Jane Dziadulewicz, former safeguarding co-ordinator for the diocese of Clifton raised the same point and made the same recommendation.

“I think there is a huge problem around accountability, and this problem — the problem within the Catholic Church has been going on for years. I think, unless a way can be found to ensure that bishops and religious leaders have no choice but to apply policies and procedures, we will continue to have problems in managing individuals accused of abuse and in keeping children safe within the Catholic Church.

“I think perhaps there needs to be some kind of body that holds the church accountable, which could result in financial fines or criminal sanctions if these policies and procedures aren’t applied, in the similar way by — across other agencies. There is just nothing. The church ultimately doesn’t have to do these things if it doesn’t want to.
“Once this inquiry is over, if nothing happens as a result of this inquiry, the church can continue in the way it’s continued for years, and so people can — will be able to access the services that the church has offered to children and families for years and the same problems will arise where offenders will be able to target children and abuse again.”

These opinions are not coming from enemies of the church. They are from people who have genuinely tried to reform the church’s safeguarding policies and culture, and who have concluded that reform from within is impossible. They were there, they have seen the task, and have done their best but have failed.

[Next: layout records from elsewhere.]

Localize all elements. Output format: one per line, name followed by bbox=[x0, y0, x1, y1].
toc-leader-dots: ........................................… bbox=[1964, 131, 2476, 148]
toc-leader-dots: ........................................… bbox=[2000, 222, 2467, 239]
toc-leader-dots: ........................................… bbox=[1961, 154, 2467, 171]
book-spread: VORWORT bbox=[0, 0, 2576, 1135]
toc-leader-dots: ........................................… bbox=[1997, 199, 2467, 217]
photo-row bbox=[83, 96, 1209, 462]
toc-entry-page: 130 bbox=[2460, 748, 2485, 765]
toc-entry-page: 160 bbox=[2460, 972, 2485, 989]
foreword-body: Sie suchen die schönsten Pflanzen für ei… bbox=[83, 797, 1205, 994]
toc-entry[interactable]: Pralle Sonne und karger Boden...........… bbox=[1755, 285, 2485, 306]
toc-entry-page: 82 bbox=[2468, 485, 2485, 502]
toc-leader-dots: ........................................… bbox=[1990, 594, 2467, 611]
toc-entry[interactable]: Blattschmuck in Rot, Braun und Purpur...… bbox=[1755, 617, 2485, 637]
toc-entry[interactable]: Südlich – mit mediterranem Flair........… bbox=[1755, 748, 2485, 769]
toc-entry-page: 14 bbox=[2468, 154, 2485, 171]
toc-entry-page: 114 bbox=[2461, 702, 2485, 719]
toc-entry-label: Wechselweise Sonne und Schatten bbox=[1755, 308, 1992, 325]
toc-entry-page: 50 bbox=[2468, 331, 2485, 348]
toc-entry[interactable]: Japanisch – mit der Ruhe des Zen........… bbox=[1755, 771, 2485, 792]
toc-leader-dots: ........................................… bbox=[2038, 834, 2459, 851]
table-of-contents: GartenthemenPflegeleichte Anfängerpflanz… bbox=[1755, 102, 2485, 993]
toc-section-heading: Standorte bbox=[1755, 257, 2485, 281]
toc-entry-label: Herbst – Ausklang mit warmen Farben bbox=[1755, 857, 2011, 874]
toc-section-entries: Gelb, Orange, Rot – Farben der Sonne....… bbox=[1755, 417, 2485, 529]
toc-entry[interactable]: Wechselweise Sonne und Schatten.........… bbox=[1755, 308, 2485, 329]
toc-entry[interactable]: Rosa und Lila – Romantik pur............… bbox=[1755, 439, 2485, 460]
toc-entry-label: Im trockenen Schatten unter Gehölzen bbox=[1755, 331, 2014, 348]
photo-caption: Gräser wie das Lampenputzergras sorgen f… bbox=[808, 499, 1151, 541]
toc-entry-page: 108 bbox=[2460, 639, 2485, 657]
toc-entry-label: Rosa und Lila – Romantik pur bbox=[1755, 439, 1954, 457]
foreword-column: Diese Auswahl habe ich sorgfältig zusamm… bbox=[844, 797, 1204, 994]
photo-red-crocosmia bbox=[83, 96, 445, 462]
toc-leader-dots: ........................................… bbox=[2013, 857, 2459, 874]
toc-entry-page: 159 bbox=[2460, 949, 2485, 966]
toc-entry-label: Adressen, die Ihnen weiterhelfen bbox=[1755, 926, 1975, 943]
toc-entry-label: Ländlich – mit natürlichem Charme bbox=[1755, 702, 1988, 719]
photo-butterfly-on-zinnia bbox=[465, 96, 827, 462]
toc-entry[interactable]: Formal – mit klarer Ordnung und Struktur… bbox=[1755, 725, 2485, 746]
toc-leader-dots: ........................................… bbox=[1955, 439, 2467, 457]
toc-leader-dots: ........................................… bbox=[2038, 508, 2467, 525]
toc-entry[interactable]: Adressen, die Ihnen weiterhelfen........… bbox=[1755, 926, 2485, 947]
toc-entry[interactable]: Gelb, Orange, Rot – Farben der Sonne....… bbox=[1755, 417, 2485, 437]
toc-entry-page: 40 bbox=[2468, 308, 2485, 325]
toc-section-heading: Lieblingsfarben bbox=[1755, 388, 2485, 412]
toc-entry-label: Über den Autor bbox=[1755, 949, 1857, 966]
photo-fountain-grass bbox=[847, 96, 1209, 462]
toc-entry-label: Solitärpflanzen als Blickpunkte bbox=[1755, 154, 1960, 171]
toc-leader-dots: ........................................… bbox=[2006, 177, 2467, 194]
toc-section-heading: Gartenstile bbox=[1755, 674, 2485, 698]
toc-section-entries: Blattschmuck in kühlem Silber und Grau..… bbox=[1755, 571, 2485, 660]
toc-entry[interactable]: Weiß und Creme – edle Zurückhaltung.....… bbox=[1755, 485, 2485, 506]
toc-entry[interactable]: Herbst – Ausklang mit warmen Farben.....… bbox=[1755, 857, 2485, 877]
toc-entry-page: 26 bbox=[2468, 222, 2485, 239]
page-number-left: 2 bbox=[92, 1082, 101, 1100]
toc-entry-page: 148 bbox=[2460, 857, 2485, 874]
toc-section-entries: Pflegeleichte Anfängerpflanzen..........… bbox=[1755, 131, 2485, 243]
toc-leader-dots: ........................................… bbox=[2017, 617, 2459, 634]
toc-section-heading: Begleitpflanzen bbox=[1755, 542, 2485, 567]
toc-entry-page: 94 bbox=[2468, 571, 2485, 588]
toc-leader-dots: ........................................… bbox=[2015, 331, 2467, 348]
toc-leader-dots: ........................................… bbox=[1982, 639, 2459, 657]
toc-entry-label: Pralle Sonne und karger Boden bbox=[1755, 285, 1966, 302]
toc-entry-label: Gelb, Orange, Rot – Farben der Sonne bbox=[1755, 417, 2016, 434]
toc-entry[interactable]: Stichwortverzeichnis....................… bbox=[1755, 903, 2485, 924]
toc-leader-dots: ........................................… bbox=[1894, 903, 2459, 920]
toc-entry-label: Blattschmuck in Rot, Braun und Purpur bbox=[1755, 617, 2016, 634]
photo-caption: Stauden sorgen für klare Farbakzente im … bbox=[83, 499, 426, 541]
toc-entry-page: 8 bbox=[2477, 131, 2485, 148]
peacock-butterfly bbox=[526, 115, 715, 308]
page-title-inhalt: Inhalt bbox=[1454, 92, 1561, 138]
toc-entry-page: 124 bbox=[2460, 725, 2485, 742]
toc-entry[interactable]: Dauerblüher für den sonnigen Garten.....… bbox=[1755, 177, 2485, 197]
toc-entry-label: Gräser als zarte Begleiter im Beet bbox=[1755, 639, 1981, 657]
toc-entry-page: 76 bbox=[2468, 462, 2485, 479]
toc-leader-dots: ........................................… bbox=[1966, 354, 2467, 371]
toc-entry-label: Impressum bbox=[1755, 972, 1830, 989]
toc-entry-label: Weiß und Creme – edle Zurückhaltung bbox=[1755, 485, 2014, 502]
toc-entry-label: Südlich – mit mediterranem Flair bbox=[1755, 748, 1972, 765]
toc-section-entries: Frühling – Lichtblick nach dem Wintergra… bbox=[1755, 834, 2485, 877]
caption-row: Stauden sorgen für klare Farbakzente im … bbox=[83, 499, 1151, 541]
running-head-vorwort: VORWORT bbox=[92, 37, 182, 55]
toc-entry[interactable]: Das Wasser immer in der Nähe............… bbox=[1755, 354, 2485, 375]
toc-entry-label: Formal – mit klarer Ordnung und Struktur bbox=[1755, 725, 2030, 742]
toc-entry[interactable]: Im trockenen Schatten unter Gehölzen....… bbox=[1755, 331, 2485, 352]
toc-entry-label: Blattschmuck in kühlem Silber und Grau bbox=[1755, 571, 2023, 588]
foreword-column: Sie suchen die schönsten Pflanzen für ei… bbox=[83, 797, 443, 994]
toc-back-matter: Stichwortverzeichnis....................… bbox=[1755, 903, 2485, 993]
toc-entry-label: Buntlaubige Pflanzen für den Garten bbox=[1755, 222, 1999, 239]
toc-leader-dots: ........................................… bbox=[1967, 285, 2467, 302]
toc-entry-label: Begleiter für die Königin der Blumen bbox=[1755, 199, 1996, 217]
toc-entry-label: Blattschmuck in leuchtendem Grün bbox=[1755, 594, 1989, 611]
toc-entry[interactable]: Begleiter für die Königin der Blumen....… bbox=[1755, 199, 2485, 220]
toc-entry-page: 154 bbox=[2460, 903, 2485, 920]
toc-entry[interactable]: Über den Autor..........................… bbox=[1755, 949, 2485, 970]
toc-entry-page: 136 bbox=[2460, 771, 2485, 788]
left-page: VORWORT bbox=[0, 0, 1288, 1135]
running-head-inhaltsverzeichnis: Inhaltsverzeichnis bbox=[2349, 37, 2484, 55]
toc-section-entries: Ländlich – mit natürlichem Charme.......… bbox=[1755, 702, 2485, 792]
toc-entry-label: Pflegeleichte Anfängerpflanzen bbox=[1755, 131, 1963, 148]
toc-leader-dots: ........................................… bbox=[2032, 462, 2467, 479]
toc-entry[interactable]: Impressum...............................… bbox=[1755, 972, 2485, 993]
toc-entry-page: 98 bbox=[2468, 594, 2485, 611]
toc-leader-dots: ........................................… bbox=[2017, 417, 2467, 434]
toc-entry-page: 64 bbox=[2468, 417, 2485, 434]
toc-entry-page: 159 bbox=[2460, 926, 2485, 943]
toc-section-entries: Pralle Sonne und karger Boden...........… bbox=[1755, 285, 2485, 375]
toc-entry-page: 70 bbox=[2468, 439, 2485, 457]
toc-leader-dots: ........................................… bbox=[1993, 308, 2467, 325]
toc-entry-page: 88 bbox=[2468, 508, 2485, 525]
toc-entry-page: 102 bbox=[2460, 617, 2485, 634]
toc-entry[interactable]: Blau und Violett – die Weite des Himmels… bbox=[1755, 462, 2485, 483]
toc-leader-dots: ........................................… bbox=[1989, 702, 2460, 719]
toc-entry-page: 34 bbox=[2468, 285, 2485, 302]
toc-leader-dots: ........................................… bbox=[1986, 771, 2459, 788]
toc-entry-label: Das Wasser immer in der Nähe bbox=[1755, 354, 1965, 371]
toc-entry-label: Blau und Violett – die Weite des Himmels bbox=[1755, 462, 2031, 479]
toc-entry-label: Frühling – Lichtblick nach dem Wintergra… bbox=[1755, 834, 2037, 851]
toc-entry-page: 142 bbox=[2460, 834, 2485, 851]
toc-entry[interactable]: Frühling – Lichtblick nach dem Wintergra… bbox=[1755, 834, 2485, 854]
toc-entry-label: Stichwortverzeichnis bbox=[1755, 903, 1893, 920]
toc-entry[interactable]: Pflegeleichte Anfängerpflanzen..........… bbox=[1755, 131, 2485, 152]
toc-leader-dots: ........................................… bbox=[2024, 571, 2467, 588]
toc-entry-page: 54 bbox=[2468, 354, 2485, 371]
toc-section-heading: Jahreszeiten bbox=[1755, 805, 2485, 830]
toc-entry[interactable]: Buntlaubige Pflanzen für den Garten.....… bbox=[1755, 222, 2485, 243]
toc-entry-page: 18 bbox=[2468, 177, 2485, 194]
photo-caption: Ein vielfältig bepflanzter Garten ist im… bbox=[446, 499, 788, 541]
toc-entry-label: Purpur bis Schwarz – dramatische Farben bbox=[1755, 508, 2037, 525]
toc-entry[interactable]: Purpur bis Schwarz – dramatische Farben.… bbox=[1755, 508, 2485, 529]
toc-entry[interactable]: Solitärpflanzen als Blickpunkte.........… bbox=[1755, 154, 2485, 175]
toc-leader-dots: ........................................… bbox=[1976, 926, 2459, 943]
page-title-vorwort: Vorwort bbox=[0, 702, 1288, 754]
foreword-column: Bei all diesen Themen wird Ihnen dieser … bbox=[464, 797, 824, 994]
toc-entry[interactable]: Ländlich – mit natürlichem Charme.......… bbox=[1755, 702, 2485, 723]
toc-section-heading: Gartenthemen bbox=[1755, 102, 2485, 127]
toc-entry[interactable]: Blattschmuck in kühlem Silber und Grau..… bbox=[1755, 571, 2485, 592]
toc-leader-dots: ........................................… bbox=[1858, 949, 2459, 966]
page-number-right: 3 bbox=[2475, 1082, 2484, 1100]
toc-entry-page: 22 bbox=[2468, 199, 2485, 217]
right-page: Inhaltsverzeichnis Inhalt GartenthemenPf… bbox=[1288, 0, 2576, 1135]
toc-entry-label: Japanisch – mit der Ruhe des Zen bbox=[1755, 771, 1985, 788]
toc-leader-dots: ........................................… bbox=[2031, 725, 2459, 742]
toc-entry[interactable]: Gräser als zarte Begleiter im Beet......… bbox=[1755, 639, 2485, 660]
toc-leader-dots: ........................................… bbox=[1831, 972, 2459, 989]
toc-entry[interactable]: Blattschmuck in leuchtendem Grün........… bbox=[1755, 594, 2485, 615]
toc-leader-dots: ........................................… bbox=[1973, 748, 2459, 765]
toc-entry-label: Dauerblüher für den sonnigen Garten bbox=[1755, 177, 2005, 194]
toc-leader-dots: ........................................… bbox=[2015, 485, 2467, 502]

The inquiry has therefore heard overwhelming evidence that we have an institution here where those in charge knew perfectly well how to report abuse to the police, but made a deliberate decision not to, instead choosing over a period of decades to harbour known criminals in their midst.
The legal representatives of the abuser survivors were unanimous in calling for the inquiry to recognise the need for “mandatory reporting”, a legal duty on staff in institutions caring for children to report reasonable suspicions of abuse.

It is hard to imagine any measure short of legal compulsion under threat of substantial criminal penalties that will change the behaviour of those who know how to report abuse but who instead carefully skirt just inside the law to keep the abuse covered up. The monks giving evidence were quite clear that had a mandatory reporting law existed they would have obeyed it and reported the abuse.

But the amazing thing is that none of these quotes have made it into the inquiry report. The past misdeeds of the monks of Ampleforth and Downside are rehearsed in great detail, and the fact that significant problems remain at both schools is mentioned. But the report doesn’t mention anywhere that backsliding is possible and has been specifically warned against by expert witnesses who have tried to get safeguarding to work within the church. Instead the inquiry was full of praise for individuals such that the outgoing and next headmasters of Downside who appear determined to improve things.

The inquiry report says that it is holding off making recommendations until it has completed the Roman Catholic investigation. On the surface that is fair enough, but the lack of any mention of the risk of backsliding combined with the praise for individuals working to improve things makes me wonder whether the inquiry is going to argue against the need for mandatory reporting.

Such a course of action would be disastrous. Reliance on the presence of good people doing the right thing fails as soon as those good people (when all the publicity has died down) are blocked from getting on with the job and resign in frustration. Not having mandatory reporting essentially tells places like Ampleforth and Downside that what they did was OK legally and in due course they can go back to covering up abuse in time-honoured fashion. Do we really want that?

Jonathan West is a core participant in the IICSA investigation into the Roman Catholic Church.